Pinjalim Bora, Analyst
Hey guys, thanks for squeezing me in. Dheeraj, we have heard plenty of positive comments surrounding your HPE partnership in Q3. Can you tell us how you performed compared to expectations, and did the pay-as-you-consume structure for GreenLake help during this time? Additionally, do you see value in providing a pay-as-you-consume model yourself?

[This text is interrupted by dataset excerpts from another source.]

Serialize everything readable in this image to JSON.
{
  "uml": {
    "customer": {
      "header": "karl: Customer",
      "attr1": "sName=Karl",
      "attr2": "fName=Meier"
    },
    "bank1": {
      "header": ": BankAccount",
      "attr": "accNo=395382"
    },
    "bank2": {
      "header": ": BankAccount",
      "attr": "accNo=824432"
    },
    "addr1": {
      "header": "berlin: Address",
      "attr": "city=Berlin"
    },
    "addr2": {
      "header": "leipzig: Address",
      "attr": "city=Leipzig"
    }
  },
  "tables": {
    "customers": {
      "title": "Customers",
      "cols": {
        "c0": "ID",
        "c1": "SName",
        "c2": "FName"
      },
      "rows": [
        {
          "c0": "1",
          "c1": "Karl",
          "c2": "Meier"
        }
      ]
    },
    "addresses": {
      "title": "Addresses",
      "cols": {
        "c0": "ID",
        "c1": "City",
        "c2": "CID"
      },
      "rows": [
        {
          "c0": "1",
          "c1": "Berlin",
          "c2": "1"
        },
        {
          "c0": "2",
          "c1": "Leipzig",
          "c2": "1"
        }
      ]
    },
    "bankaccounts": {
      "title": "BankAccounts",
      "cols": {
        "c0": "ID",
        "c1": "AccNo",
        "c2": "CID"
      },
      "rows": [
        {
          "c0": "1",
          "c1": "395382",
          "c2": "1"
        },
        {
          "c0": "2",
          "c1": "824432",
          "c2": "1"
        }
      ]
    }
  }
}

Dheeraj Pandey, Chief Executive Officer
Thanks for the question. Our partnership with HPE has forged ahead quite well. It’s only been about 2.5 quarters since it began. They certainly possess a global presence, and our account management teams are collaborating closely. We believe the push has been somewhat early, given we haven't fully incorporated our products. However, after COVID, we began to see a rise in inquiries—many regarding whether we could leverage the entire Nutanix portfolio through GreenLake. It’s a rather innovative idea, and there are exciting partnership opportunities with HPE, particularly surrounding Xi. They’re exploring prospects involving Telcos and service providers who have a tendency to buy hardware using CapEx. GreenLake could serve as a significant value proposition for Nutanix and our partner ecosystem as we aim for an OpEx-driven model.
Operator, Operator
This concludes today’s conference call. You may now disconnect. Thank you for participating.